Democrats: Take Credit Where Credit is Due!

VALLEY PATRIOT EDITORIAL

 

 

In 2007, during George Bush’s term of office, the Democrats took over both houses of Congress controlling a majority in both chambers. On January 3, 2007, the day that happened, the Dow Jones averages closed at 12,621, the GDP for the previous quarter was up 3.5% over a year earlier and the unemployment rate was only 4.6%. George Bush’s economic policies had set a record of 52 straight months of robust job creation sufficient to drop the unemployment rate to under 5%. After this date, the present record of the Democrats and Obama begins.

When the Democrats took over, Barney Frank became chairman of the House Financial Services Committee, and Chris Dodd took over the Senate Banking Committee.
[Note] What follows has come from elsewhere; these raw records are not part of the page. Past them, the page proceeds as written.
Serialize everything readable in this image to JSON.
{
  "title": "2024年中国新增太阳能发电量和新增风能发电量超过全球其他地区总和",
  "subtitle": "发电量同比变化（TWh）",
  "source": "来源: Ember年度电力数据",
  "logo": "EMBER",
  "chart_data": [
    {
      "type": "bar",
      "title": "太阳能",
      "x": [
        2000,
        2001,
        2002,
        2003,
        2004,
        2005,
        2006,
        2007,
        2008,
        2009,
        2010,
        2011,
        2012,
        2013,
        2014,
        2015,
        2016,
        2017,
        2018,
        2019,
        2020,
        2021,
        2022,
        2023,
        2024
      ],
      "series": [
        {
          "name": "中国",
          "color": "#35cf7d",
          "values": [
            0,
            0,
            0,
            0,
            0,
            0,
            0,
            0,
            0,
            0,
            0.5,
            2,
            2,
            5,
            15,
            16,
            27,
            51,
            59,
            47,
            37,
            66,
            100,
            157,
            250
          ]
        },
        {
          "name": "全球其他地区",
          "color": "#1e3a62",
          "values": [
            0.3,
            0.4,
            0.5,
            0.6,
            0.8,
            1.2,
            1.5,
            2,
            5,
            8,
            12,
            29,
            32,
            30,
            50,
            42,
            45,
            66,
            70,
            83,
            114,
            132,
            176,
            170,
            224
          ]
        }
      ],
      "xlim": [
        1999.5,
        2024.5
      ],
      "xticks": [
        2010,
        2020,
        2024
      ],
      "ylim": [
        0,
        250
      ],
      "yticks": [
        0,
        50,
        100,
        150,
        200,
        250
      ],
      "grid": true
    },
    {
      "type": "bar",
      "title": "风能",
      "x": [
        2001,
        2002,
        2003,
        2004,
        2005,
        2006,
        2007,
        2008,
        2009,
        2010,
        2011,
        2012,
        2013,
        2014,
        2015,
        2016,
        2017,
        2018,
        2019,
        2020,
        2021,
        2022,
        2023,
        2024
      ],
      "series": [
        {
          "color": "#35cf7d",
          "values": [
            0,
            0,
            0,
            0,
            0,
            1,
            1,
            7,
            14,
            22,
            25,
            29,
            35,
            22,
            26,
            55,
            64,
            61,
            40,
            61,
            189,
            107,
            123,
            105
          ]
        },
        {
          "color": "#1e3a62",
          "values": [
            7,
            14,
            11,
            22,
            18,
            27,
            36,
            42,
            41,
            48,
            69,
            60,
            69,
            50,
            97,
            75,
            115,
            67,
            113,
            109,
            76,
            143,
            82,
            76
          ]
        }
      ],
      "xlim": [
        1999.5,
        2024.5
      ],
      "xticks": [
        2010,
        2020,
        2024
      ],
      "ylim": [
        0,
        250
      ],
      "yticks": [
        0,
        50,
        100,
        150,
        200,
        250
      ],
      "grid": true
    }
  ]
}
The economic meltdown that happened 15 months later was in banking and financial services ­- exactly those segments of the economy which the Dodd and Frank committees regulated. During the intervening months, since the Democrats took control, Bush had asked Congress a number of times for more oversight of Fannie May and Freddie Mac because they clearly were operating in a manner that was becoming financially risky for the US economy.

The Bush administration supported legislation to provide the needed oversight. If passed, a new regulator would examine their books, limit their mortgage portfolios, and set capital requirements. The House Banking Committee passed the bill with 11 Republicans supporting it and nine Democrats opposing. Senate Democrats, then warned the Republican Committee Chairman that all the Senate members, including Barack Obama would filibuster the bill if it were brought to the floor.
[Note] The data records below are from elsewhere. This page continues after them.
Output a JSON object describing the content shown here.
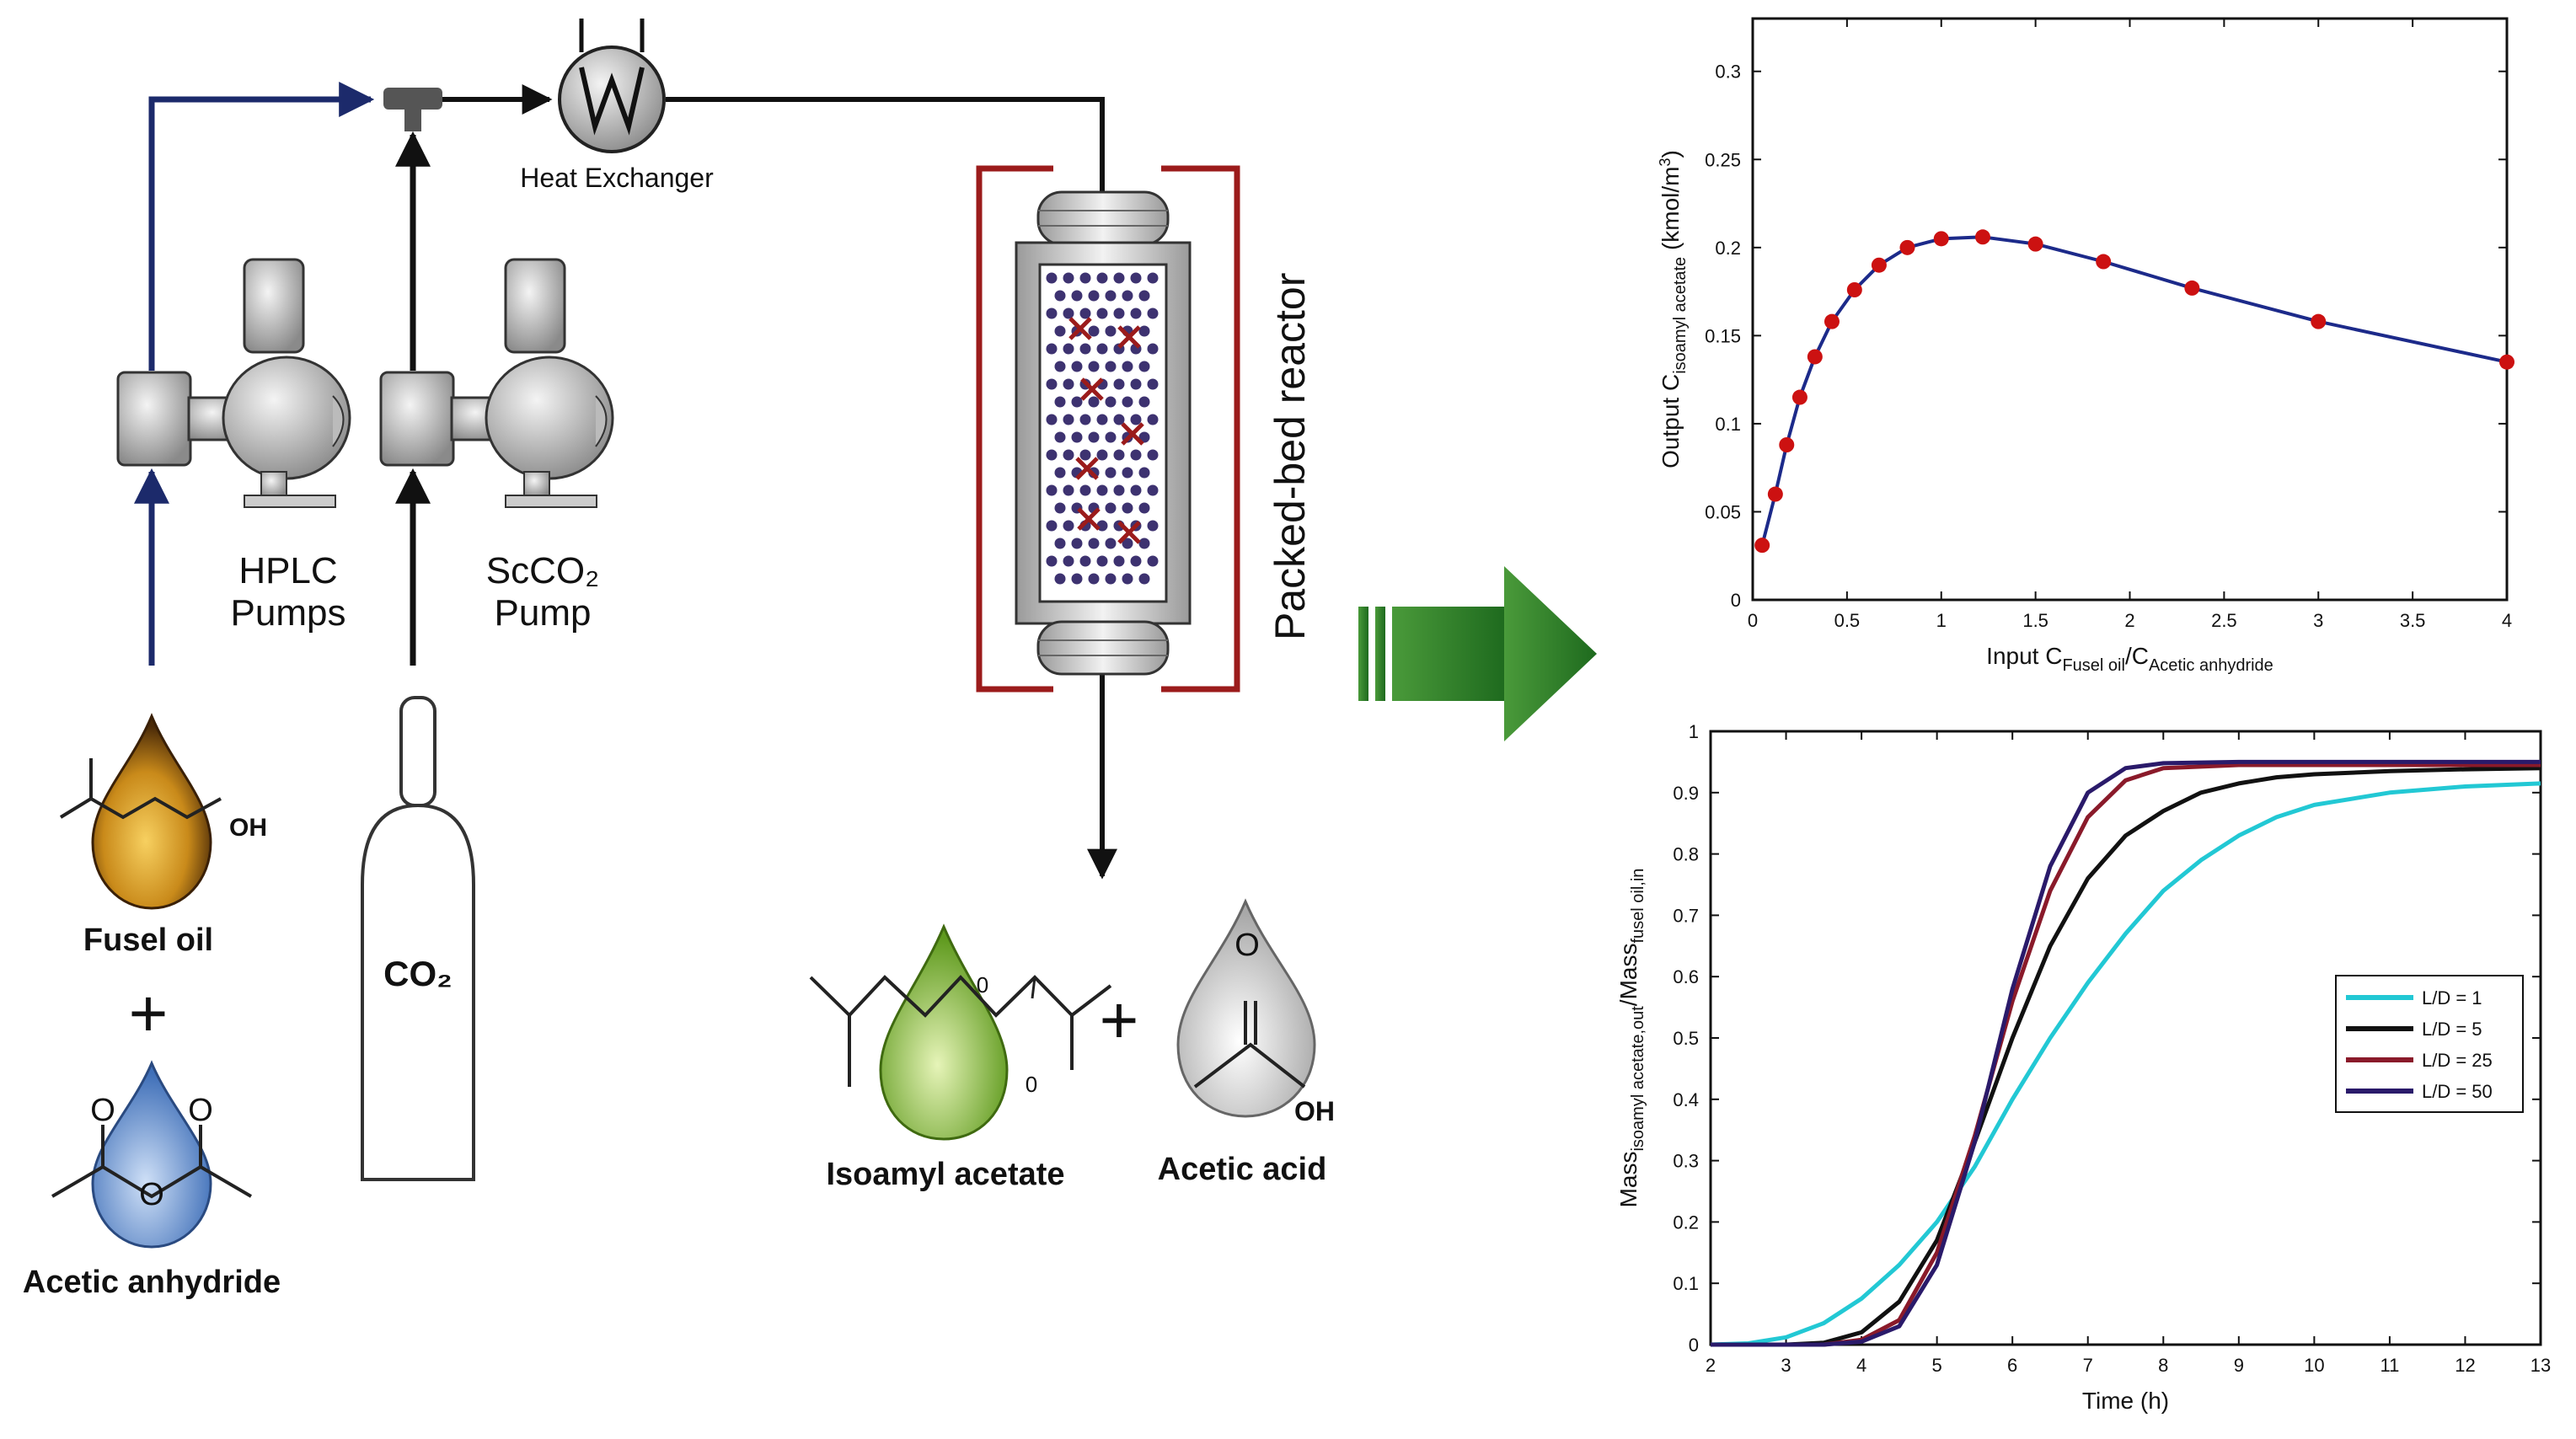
{
  "diagram": {
    "labels": {
      "heat_exchanger": "Heat Exchanger",
      "hplc_line1": "HPLC",
      "hplc_line2": "Pumps",
      "scco2_line1": "ScCO₂",
      "scco2_line2": "Pump",
      "reactor": "Packed-bed reactor",
      "fusel_oil": "Fusel oil",
      "acetic_anhydride": "Acetic anhydride",
      "co2": "CO₂",
      "isoamyl_acetate": "Isoamyl acetate",
      "acetic_acid": "Acetic acid",
      "plus": "+",
      "oh": "OH",
      "o": "O",
      "o_small": "0"
    },
    "colors": {
      "feed_line": "#1c2a6b",
      "line": "#111111",
      "reactor_bracket": "#9b1b1b",
      "bead": "#3d3270",
      "catalyst_cross": "#9b1b1b",
      "arrow": "#2e7d2e",
      "fusel_drop": "#c98a1a",
      "anhydride_drop": "#5a86c8",
      "isoamyl_drop": "#8fbf3a",
      "acid_drop": "#d6d6d6"
    }
  },
  "chart_data": [
    {
      "type": "line",
      "title": "",
      "xlabel_main": "Input C",
      "xlabel_sub1": "Fusel oil",
      "xlabel_sep": "/C",
      "xlabel_sub2": "Acetic anhydride",
      "ylabel_main": "Output C",
      "ylabel_sub": "isoamyl acetate",
      "ylabel_unit": " (kmol/m",
      "ylabel_sup": "3",
      "ylabel_close": ")",
      "xlim": [
        0,
        4
      ],
      "ylim": [
        0,
        0.33
      ],
      "xticks": [
        0,
        0.5,
        1,
        1.5,
        2,
        2.5,
        3,
        3.5,
        4
      ],
      "xtick_labels": [
        "0",
        "0.5",
        "1",
        "1.5",
        "2",
        "2.5",
        "3",
        "3.5",
        "4"
      ],
      "yticks": [
        0,
        0.05,
        0.1,
        0.15,
        0.2,
        0.25,
        0.3
      ],
      "ytick_labels": [
        "0",
        "0.05",
        "0.1",
        "0.15",
        "0.2",
        "0.25",
        "0.3"
      ],
      "series": [
        {
          "color": "#1c2a8a",
          "marker_color": "#cc1111",
          "x": [
            0.05,
            0.12,
            0.18,
            0.25,
            0.33,
            0.42,
            0.54,
            0.67,
            0.82,
            1.0,
            1.22,
            1.5,
            1.86,
            2.33,
            3.0,
            4.0
          ],
          "y": [
            0.031,
            0.06,
            0.088,
            0.115,
            0.138,
            0.158,
            0.176,
            0.19,
            0.2,
            0.205,
            0.206,
            0.202,
            0.192,
            0.177,
            0.158,
            0.135
          ]
        }
      ]
    },
    {
      "type": "line",
      "title": "",
      "xlabel": "Time (h)",
      "ylabel_a": "Mass",
      "ylabel_a_sub": "isoamyl acetate,out",
      "ylabel_sep": "/Mass",
      "ylabel_b_sub": "fusel oil,in",
      "xlim": [
        2,
        13
      ],
      "ylim": [
        0,
        1
      ],
      "xticks": [
        2,
        3,
        4,
        5,
        6,
        7,
        8,
        9,
        10,
        11,
        12,
        13
      ],
      "xtick_labels": [
        "2",
        "3",
        "4",
        "5",
        "6",
        "7",
        "8",
        "9",
        "10",
        "11",
        "12",
        "13"
      ],
      "yticks": [
        0,
        0.1,
        0.2,
        0.3,
        0.4,
        0.5,
        0.6,
        0.7,
        0.8,
        0.9,
        1
      ],
      "ytick_labels": [
        "0",
        "0.1",
        "0.2",
        "0.3",
        "0.4",
        "0.5",
        "0.6",
        "0.7",
        "0.8",
        "0.9",
        "1"
      ],
      "legend_position": "center-right",
      "series": [
        {
          "name": "L/D = 1",
          "color": "#22c8d4",
          "x": [
            2,
            2.5,
            3,
            3.5,
            4,
            4.5,
            5,
            5.5,
            6,
            6.5,
            7,
            7.5,
            8,
            8.5,
            9,
            9.5,
            10,
            11,
            12,
            13
          ],
          "y": [
            0.0,
            0.002,
            0.012,
            0.035,
            0.075,
            0.13,
            0.2,
            0.29,
            0.4,
            0.5,
            0.59,
            0.67,
            0.74,
            0.79,
            0.83,
            0.86,
            0.88,
            0.9,
            0.91,
            0.915
          ]
        },
        {
          "name": "L/D = 5",
          "color": "#111111",
          "x": [
            2,
            3,
            3.5,
            4,
            4.5,
            5,
            5.5,
            6,
            6.5,
            7,
            7.5,
            8,
            8.5,
            9,
            9.5,
            10,
            11,
            12,
            13
          ],
          "y": [
            0.0,
            0.0,
            0.003,
            0.02,
            0.07,
            0.17,
            0.33,
            0.5,
            0.65,
            0.76,
            0.83,
            0.87,
            0.9,
            0.915,
            0.925,
            0.93,
            0.935,
            0.938,
            0.94
          ]
        },
        {
          "name": "L/D = 25",
          "color": "#8a1a2a",
          "x": [
            2,
            3.5,
            4,
            4.5,
            5,
            5.5,
            6,
            6.5,
            7,
            7.5,
            8,
            9,
            10,
            11,
            12,
            13
          ],
          "y": [
            0.0,
            0.0,
            0.008,
            0.04,
            0.15,
            0.34,
            0.56,
            0.74,
            0.86,
            0.92,
            0.94,
            0.945,
            0.945,
            0.945,
            0.945,
            0.945
          ]
        },
        {
          "name": "L/D = 50",
          "color": "#2a1a6a",
          "x": [
            2,
            3.5,
            4,
            4.5,
            5,
            5.5,
            6,
            6.5,
            7,
            7.5,
            8,
            9,
            10,
            11,
            12,
            13
          ],
          "y": [
            0.0,
            0.0,
            0.005,
            0.03,
            0.13,
            0.33,
            0.58,
            0.78,
            0.9,
            0.94,
            0.948,
            0.95,
            0.95,
            0.95,
            0.95,
            0.95
          ]
        }
      ]
    }
  ]
}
Democrats clearly opposed any effective constraints on Fannie Mae or Freddie Mac. Democrats were in control, and so the reforms Bush proposed died. Barney Frank blocked these measures by calling them a “chicken little philosophy”. The Community Redevelopment Act of 1977 was enacted during the Carter administration with subsequent Democrat sponsored changes. This encouraged banks to lower lending standards and enabled Freddie and Fannie to market sub standard mortgage securities. The ultimate confluence of these Democrat sponsored pressures triggered an implosion of the housing market, leading to the present recession.
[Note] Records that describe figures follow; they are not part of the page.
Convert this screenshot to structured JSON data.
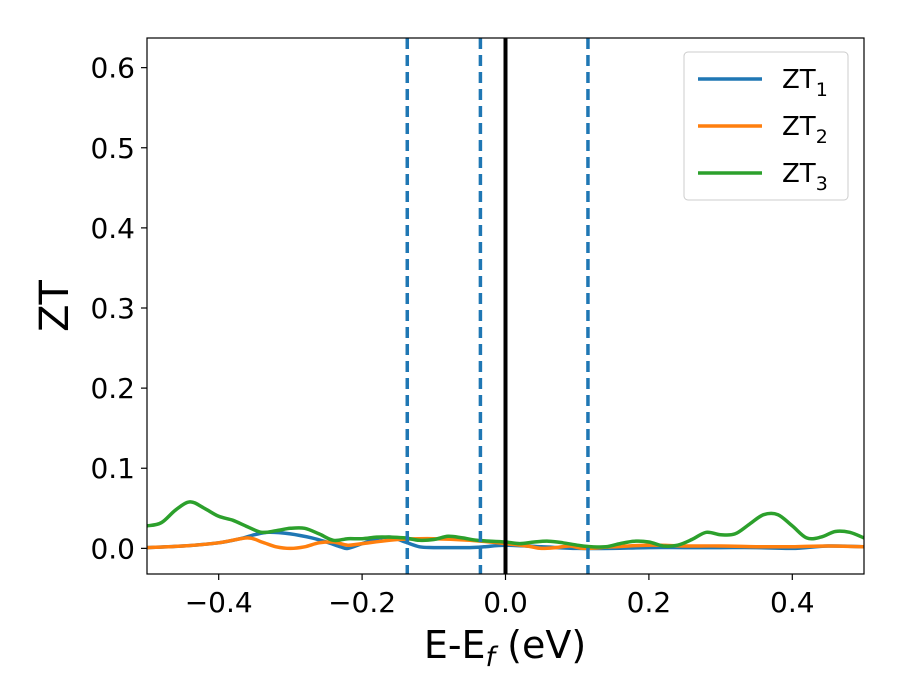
{
  "chart_data": {
    "type": "line",
    "xlabel": "E-E_f (eV)",
    "ylabel": "ZT",
    "xlim": [
      -0.5,
      0.5
    ],
    "ylim": [
      -0.032,
      0.637
    ],
    "x_ticks": [
      -0.4,
      -0.2,
      0.0,
      0.2,
      0.4
    ],
    "x_tick_labels": [
      "−0.4",
      "−0.2",
      "0.0",
      "0.2",
      "0.4"
    ],
    "y_ticks": [
      0.0,
      0.1,
      0.2,
      0.3,
      0.4,
      0.5,
      0.6
    ],
    "y_tick_labels": [
      "0.0",
      "0.1",
      "0.2",
      "0.3",
      "0.4",
      "0.5",
      "0.6"
    ],
    "grid": false,
    "legend_position": "top-right",
    "fermi_line_x": 0.0,
    "dashed_lines_x": [
      -0.137,
      -0.035,
      0.115
    ],
    "colors": {
      "ZT1": "#1f77b4",
      "ZT2": "#ff7f0e",
      "ZT3": "#2ca02c",
      "fermi": "#000000",
      "dashed": "#1f77b4"
    },
    "series": [
      {
        "name": "ZT1",
        "x": [
          -0.5,
          -0.45,
          -0.4,
          -0.37,
          -0.35,
          -0.33,
          -0.3,
          -0.27,
          -0.25,
          -0.23,
          -0.22,
          -0.2,
          -0.18,
          -0.16,
          -0.14,
          -0.12,
          -0.1,
          -0.08,
          -0.05,
          -0.03,
          0.0,
          0.05,
          0.1,
          0.15,
          0.2,
          0.25,
          0.3,
          0.35,
          0.4,
          0.45,
          0.5
        ],
        "values": [
          0.001,
          0.003,
          0.007,
          0.012,
          0.017,
          0.02,
          0.018,
          0.013,
          0.008,
          0.002,
          0.0,
          0.006,
          0.012,
          0.014,
          0.008,
          0.002,
          0.001,
          0.001,
          0.001,
          0.002,
          0.004,
          0.002,
          0.0,
          0.0,
          0.001,
          0.001,
          0.001,
          0.001,
          0.0,
          0.003,
          0.002
        ]
      },
      {
        "name": "ZT2",
        "x": [
          -0.5,
          -0.45,
          -0.4,
          -0.36,
          -0.34,
          -0.32,
          -0.3,
          -0.28,
          -0.26,
          -0.24,
          -0.22,
          -0.2,
          -0.15,
          -0.1,
          -0.05,
          0.0,
          0.03,
          0.05,
          0.07,
          0.09,
          0.11,
          0.15,
          0.2,
          0.25,
          0.3,
          0.35,
          0.4,
          0.45,
          0.5
        ],
        "values": [
          0.001,
          0.003,
          0.007,
          0.013,
          0.008,
          0.002,
          0.0,
          0.002,
          0.007,
          0.008,
          0.004,
          0.006,
          0.011,
          0.012,
          0.01,
          0.006,
          0.003,
          0.0,
          0.001,
          0.003,
          0.0,
          0.002,
          0.004,
          0.003,
          0.003,
          0.002,
          0.002,
          0.003,
          0.002
        ]
      },
      {
        "name": "ZT3",
        "x": [
          -0.5,
          -0.48,
          -0.46,
          -0.44,
          -0.42,
          -0.4,
          -0.38,
          -0.36,
          -0.34,
          -0.32,
          -0.3,
          -0.28,
          -0.26,
          -0.24,
          -0.22,
          -0.2,
          -0.18,
          -0.16,
          -0.14,
          -0.12,
          -0.1,
          -0.08,
          -0.06,
          -0.04,
          -0.02,
          0.0,
          0.02,
          0.04,
          0.06,
          0.08,
          0.1,
          0.12,
          0.14,
          0.16,
          0.18,
          0.2,
          0.22,
          0.24,
          0.26,
          0.28,
          0.3,
          0.32,
          0.34,
          0.36,
          0.38,
          0.4,
          0.42,
          0.44,
          0.46,
          0.48,
          0.5
        ],
        "values": [
          0.028,
          0.032,
          0.048,
          0.058,
          0.05,
          0.04,
          0.035,
          0.027,
          0.02,
          0.022,
          0.025,
          0.025,
          0.018,
          0.01,
          0.012,
          0.012,
          0.014,
          0.014,
          0.013,
          0.01,
          0.011,
          0.015,
          0.013,
          0.01,
          0.009,
          0.008,
          0.006,
          0.008,
          0.009,
          0.007,
          0.004,
          0.002,
          0.002,
          0.006,
          0.009,
          0.008,
          0.003,
          0.004,
          0.011,
          0.02,
          0.017,
          0.018,
          0.03,
          0.042,
          0.042,
          0.028,
          0.013,
          0.014,
          0.021,
          0.02,
          0.013
        ]
      }
    ]
  }
}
Democrats controlled the budget process for 2008, 2009, 2010, and 2011. Obama went 1000 days without a budget, and still blames it on the Republicans. If the Democrats inherited any deficit, it was the 2007 deficit, the last of the Republican budgets. That deficit was the lowest in five years and the fourth straight decline in deficit spending. After that, the Democrats in Congress took control of spending, and that includes then Senator Barack Obama, who voted then as Senator.

If Obama inherited anything, he inherited it from himself and a Democratic Congress. The public needs to be reminded straight out how the country really got into this deplorable mess.